L'idea, presentata questa mattina dall'Unitalsi in conferenza stampa presso la Sala Marconi della Radio Vaticana, "è partita - ha detto il presidente nazionale Unitalsi, Antonio Diella, a RadioInBlu - dal vescovo di Viterbo, che ci ha chiesto di collaborare per la realizzazione del pellegrinaggio, che rappresenta una novità.

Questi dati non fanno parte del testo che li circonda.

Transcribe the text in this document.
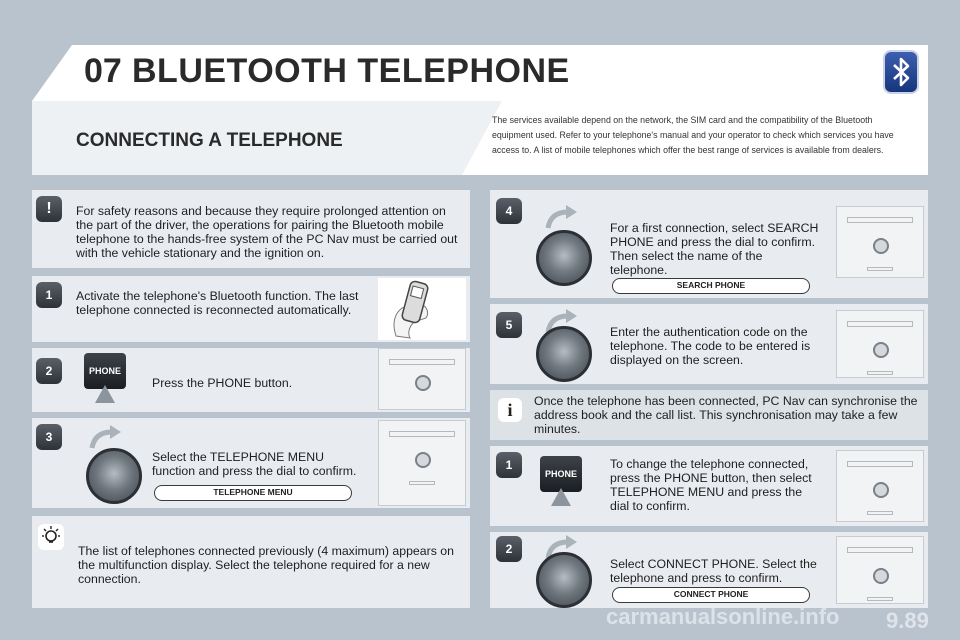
07 BLUETOOTH TELEPHONE
CONNECTING A TELEPHONE
The services available depend on the network, the SIM card and the compatibility of the Bluetooth equipment used. Refer to your telephone's manual and your operator to check which services you have access to. A list of mobile telephones which offer the best range of services is available from dealers.
!	For safety reasons and because they require prolonged attention on the part of the driver, the operations for pairing the Bluetooth mobile telephone to the hands-free system of the PC Nav must be carried out with the vehicle stationary and the ignition on.
1	Activate the telephone's Bluetooth function. The last telephone connected is reconnected automatically.
2	PHONE
Press the PHONE button.
3
Select the TELEPHONE MENU function and press the dial to confirm.
TELEPHONE MENU
The list of telephones connected previously (4 maximum) appears on the multifunction display. Select the telephone required for a new connection.
4
For a first connection, select SEARCH PHONE and press the dial to confirm. Then select the name of the telephone.
SEARCH PHONE
5	Enter the authentication code on the telephone. The code to be entered is displayed on the screen.
i	Once the telephone has been connected, PC Nav can synchronise the address book and the call list. This synchronisation may take a few minutes.
1
PHONE
To change the telephone connected, press the PHONE button, then select TELEPHONE MENU and press the dial to confirm.
2
Select CONNECT PHONE. Select the telephone and press to confirm.
CONNECT PHONE
carmanualsonline.info 9.89
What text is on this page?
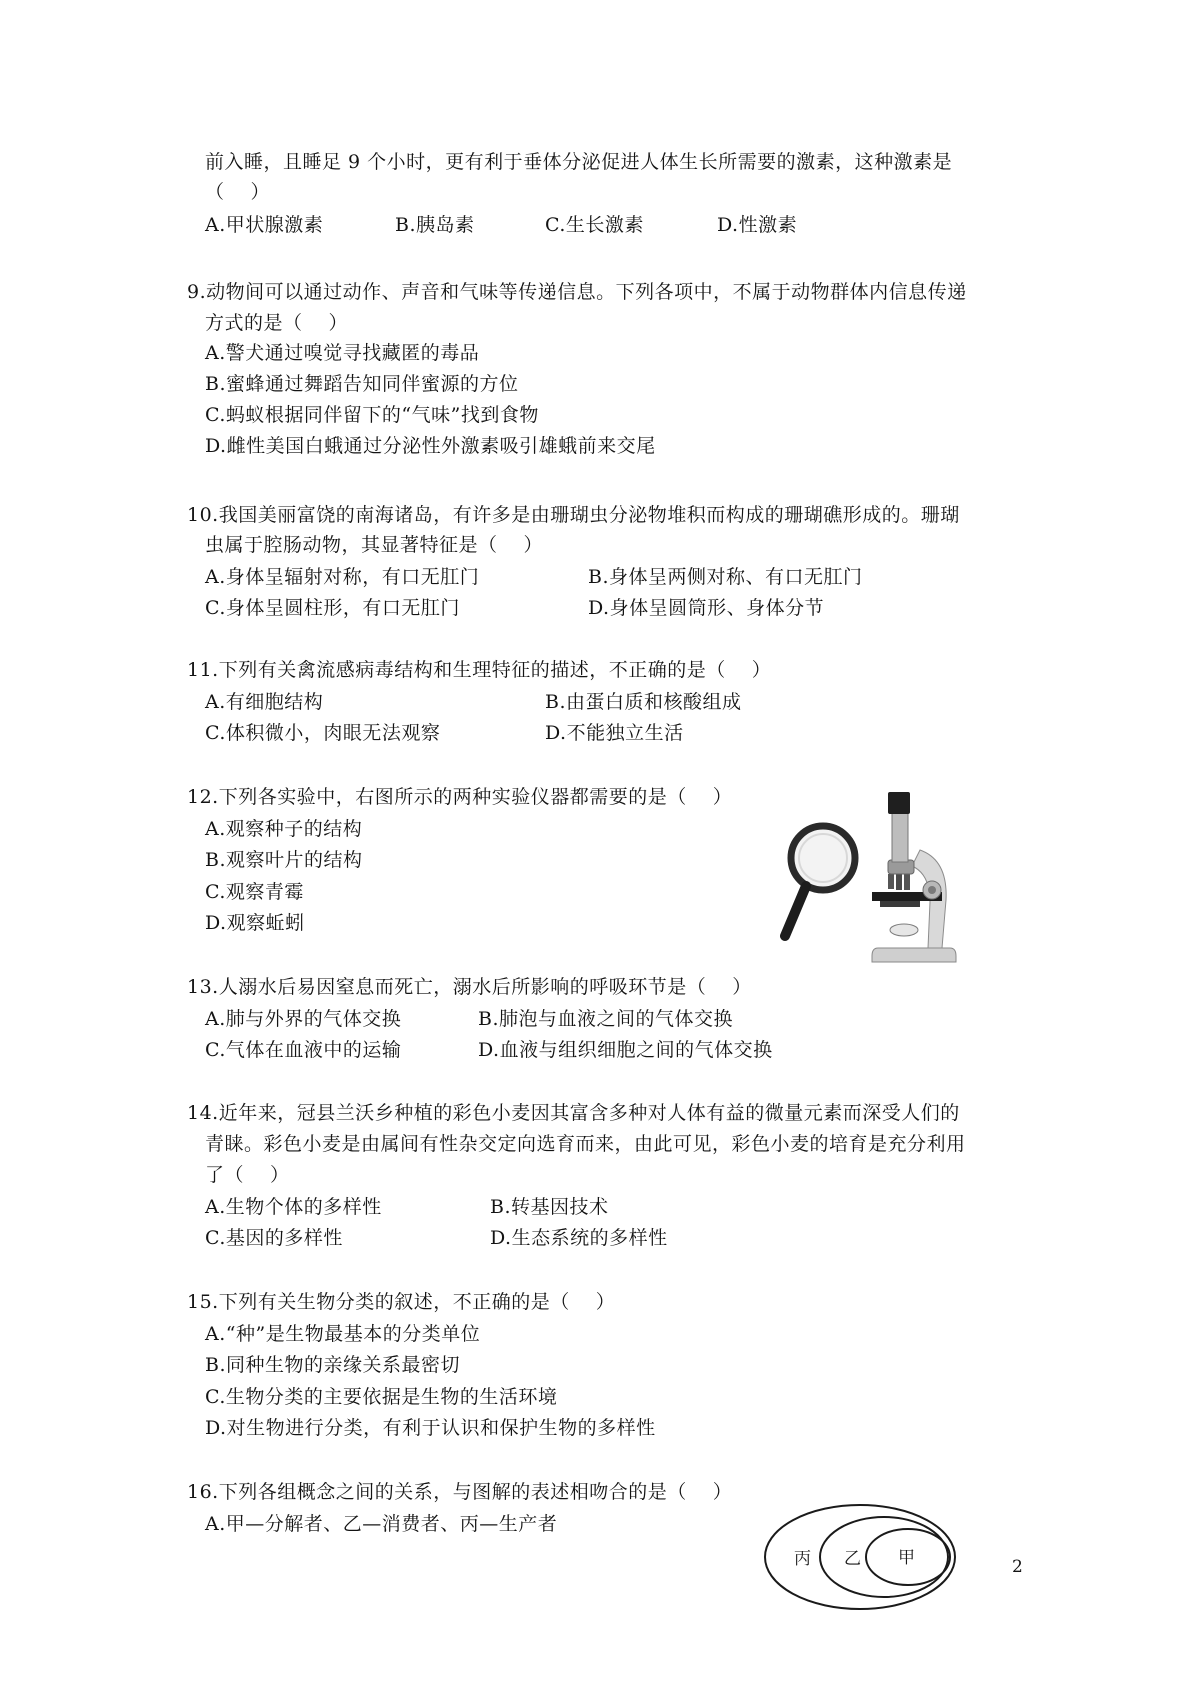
前入睡，且睡足 9 个小时，更有利于垂体分泌促进人体生长所需要的激素，这种激素是
（　 ）
A.甲状腺激素	B.胰岛素	C.生长激素	D.性激素
9.动物间可以通过动作、声音和气味等传递信息。下列各项中，不属于动物群体内信息传递
方式的是（　 ）
A.警犬通过嗅觉寻找藏匿的毒品
B.蜜蜂通过舞蹈告知同伴蜜源的方位
C.蚂蚁根据同伴留下的“气味”找到食物
D.雌性美国白蛾通过分泌性外激素吸引雄蛾前来交尾
10.我国美丽富饶的南海诸岛，有许多是由珊瑚虫分泌物堆积而构成的珊瑚礁形成的。珊瑚
虫属于腔肠动物，其显著特征是（　 ）
A.身体呈辐射对称，有口无肛门	B.身体呈两侧对称、有口无肛门
C.身体呈圆柱形，有口无肛门	D.身体呈圆筒形、身体分节
11.下列有关禽流感病毒结构和生理特征的描述，不正确的是（　 ）
A.有细胞结构	B.由蛋白质和核酸组成
C.体积微小，肉眼无法观察	D.不能独立生活
12.下列各实验中，右图所示的两种实验仪器都需要的是（　 ）
A.观察种子的结构
B.观察叶片的结构
C.观察青霉
D.观察蚯蚓
13.人溺水后易因窒息而死亡，溺水后所影响的呼吸环节是（　 ）
A.肺与外界的气体交换	B.肺泡与血液之间的气体交换
C.气体在血液中的运输	D.血液与组织细胞之间的气体交换
14.近年来，冠县兰沃乡种植的彩色小麦因其富含多种对人体有益的微量元素而深受人们的
青睐。彩色小麦是由属间有性杂交定向选育而来，由此可见，彩色小麦的培育是充分利用
了（　 ）
A.生物个体的多样性	B.转基因技术
C.基因的多样性	D.生态系统的多样性
15.下列有关生物分类的叙述，不正确的是（　 ）
A.“种”是生物最基本的分类单位
B.同种生物的亲缘关系最密切
C.生物分类的主要依据是生物的生活环境
D.对生物进行分类，有利于认识和保护生物的多样性
16.下列各组概念之间的关系，与图解的表述相吻合的是（　 ）
A.甲—分解者、乙—消费者、丙—生产者
丙 乙 甲	2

Ci muoviamo nell'ottica di favorire la presenza delle persone con disabilità, o con malattie, o in situazioni di sofferenza, che vogliono compiere questi percorsi di pellegrinaggio". Un viaggio che ha "un significato come gesto di pace e di riconciliazione, seguendo la strada che ci ha indicato papa Francesco": l'auspicio, ha spiegato Diella, è che il pellegrinaggio possa essere "segno di distensione" che promuova "gesti di dialogo e di riconciliazione in tutto il Medio Oriente".
 
Il pellegrinaggio, nominato “Sulle orme della Sacra Famiglia, costruendo ponti di pace e creando occasioni di dialogo interreligioso”, è organizzato dall'Unitalsi (Unione Nazionale Italiana trasporto ammalati a Lourdes e Santuari Internazionali) in collaborazione con la diocesi di Viterbo, il cui vescovo, monsignor Lino Fumagalli, guiderà il viaggio. Presente anche Anba Barnaba El Soryany, vescovo della diocesi copta ortodossa di San Giorgio, a Roma. Nell'organizzazione anche la Sib, la Società Italiana di Beneficenza presieduta da Eugenio Benedetti, pronipote del fondatore dell'ospedale italiano de Il Cairo.
 
Durante il pellegrinaggio sono previsti una serie di incontri con le massime autorità religiose ed istituzionali. A Gerusalemme, è previsto l’incontro con mons. Pierbattista Pizzaballa, amministratore apostolico del Patriarcato di Gerusalemme dei Latini; al Cairo, dove saranno ospitati presso il Seminario copto cattolico di Maadi, i pellegrini saluteranno Ibrahim Isaac Sidrak, Patriarca cattolico d’Egitto e Papa Tawadros II, Patriarca copto-ortodosso.
 
L'ambasciatore d'Egitto in italia, Hisham Badr, ha parlato di "evento importante che mostra come le distanze tra culture e religioni diverse siano inesistenti". A corredo del pellegrinaggio, a Viterbo, nel Palazzo dei Papi, dai prossimi giorni e fino ad ottobre saranno ospitate - con la collaborazione della Fondazione Caffeina - due mostre: una sulle icone della Chiesa copta e una con le riproduzioni del tesoro di Tutankhamon. Inoltre il festival Caffeina, in programma dal 22 giugno a Viterbo, ospiterà due spettacoli “made in Egitto”, come quello del balletto del Teatro dell'Opera della capitale nordafricana.